There were three compromises regarding slavery in the Constitution that allowed the evil practice to persist: Article 1, Section 2 (three-fifths clause) limited the representative powers of the states that held persons “bound to service”; Article 1, Section 9 (slave importation clause) sunset the importation of “such persons” to end in twenty years; and Article 4, Section 2 (fugitive slave clause) recognized that “persons held to service or labor in one state, under the laws thereof” must be returned to that state.

Why didn’t these visionaries of their time eviscerate slavery then and there at the start of this new nation? Perhaps, the ultimate answer is in the truth that people often let themselves and future generations down, sometimes to disastrous effect.

Decades later in 1860, Frederick Douglass saw hope in the Constitution and offered insight into the most disputatious of the three compromises. He said, the three-fifths compromise “is a downright disability laid upon the slaveholding States; one which deprives those States of two-fifths of their natural basis of representation…Therefore, instead of encouraging slavery, the Constitution encourages freedom by giving an increase of ‘two-fifths’ of political power to free over slave States…Taking [the clause] at its worst, it still leans to freedom, not slavery.”
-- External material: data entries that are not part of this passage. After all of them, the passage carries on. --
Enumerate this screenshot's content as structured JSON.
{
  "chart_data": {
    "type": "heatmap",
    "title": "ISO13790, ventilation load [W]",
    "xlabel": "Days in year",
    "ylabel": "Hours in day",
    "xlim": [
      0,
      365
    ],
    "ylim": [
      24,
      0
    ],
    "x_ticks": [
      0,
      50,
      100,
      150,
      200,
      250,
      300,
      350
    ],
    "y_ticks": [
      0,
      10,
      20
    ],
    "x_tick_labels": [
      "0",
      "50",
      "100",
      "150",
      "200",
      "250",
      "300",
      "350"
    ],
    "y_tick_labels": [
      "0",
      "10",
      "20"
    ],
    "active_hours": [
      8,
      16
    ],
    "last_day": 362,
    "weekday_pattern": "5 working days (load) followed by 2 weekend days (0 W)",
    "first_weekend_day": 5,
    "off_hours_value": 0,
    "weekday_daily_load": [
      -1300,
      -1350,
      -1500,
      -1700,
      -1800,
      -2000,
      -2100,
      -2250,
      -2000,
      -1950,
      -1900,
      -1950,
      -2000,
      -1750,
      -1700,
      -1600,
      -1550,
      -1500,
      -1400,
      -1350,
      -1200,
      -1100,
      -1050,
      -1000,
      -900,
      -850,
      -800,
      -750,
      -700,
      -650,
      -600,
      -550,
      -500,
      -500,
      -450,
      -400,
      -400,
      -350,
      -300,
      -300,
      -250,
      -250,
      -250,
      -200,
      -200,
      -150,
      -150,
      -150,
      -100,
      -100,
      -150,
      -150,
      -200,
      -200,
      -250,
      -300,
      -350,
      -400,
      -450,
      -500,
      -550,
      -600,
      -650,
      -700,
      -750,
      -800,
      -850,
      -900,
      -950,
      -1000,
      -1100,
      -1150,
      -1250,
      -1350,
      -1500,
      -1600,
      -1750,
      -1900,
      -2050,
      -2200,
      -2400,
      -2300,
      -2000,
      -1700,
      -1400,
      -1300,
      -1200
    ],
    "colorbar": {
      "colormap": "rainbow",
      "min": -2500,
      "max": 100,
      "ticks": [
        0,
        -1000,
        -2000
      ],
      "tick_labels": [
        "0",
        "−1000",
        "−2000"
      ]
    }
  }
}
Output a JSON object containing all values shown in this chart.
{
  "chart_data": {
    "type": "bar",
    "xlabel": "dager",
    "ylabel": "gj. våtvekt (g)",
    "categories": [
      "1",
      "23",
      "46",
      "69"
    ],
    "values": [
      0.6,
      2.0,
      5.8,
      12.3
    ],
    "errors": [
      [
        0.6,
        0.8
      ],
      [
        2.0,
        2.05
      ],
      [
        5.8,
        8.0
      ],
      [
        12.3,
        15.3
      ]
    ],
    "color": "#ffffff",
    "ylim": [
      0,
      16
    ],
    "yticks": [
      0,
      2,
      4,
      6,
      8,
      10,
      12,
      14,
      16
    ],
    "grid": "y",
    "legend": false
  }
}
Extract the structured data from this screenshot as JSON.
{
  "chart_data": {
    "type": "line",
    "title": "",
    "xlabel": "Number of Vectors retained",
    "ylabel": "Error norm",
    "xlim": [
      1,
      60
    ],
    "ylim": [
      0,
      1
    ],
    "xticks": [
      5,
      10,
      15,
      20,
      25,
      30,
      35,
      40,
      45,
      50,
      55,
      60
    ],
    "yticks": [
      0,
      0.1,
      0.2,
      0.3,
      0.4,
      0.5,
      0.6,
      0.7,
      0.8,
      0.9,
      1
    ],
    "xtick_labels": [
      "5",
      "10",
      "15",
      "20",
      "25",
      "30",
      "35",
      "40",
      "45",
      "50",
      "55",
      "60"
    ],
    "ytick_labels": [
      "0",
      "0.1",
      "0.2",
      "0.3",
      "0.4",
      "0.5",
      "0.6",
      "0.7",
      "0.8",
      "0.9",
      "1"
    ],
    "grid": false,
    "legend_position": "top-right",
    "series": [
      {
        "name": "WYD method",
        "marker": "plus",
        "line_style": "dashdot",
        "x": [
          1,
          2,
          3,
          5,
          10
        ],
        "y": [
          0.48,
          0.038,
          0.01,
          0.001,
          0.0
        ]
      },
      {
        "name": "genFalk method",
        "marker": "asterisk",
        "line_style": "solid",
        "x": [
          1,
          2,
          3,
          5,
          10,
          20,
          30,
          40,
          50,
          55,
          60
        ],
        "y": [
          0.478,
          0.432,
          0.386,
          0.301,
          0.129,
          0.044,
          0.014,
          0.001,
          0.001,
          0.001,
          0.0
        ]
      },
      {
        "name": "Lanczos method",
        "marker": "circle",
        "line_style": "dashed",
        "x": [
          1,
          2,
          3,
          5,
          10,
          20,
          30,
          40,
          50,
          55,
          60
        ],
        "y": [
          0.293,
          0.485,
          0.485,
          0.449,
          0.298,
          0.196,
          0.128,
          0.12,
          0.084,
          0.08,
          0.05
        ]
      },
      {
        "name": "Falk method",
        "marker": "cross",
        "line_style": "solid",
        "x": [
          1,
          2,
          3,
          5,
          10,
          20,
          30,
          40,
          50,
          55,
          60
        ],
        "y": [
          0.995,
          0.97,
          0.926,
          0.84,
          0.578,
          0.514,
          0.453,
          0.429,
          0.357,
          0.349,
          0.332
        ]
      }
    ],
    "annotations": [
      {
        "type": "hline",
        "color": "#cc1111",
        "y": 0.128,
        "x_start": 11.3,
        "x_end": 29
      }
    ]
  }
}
America did lead the world in the abolition movement. Even during and at the end of the Revolutionary War, many states moved to end or limit slavery within their borders: Pennsylvania in 1780, New Hampshire and Massachusetts in 1783, Connecticut and Rhode Island in 1784. The Northwest Ordinance of 1787 prohibited slavery in new territories, treating slavery like a cancer to be contained and not allowed to spread. England and France did not abolish slavery until 1833 and 1848, respectively, after hundreds and hundreds of years of living with it as an accepted practice.

Abraham Lincoln’s Emancipation Proclamation, declaring “that all persons held as slaves” within the rebellious states “are, and henceforward shall be free” was made on January 1, 1863, in the third year of the bloody Civil War. It wasn’t until the middle of June that such momentous news arrived in Texas.

Juneteenth is a celebratory occasion originating from Galveston, Texas and often marked with public readings of the Emancipation Proclamation. I hope similar traditions will flourish in Connecticut even more now that Juneteenth is an official state holiday.

It is true that America once had slavery. It is also true that it once had Jim Crow. At the same time, it is also still true that America’s founding was the greatest freedom movement for all people.

Many of us today are not of the same race, sex, or religion as the founding fathers – I am the first Asian-American woman to serve in the Connecticut General Assembly – but all of us are one as Americans. And as Lincoln once so profoundly stated, together we are being tested if this nation conceived in liberty and dedicated to the proposition that all men are created equal can long endure.

I do not often vote Yes on bills up in Hartford, but I did for Juneteenth Day. May we all appreciate its unifying meaning at celebratory gatherings next month.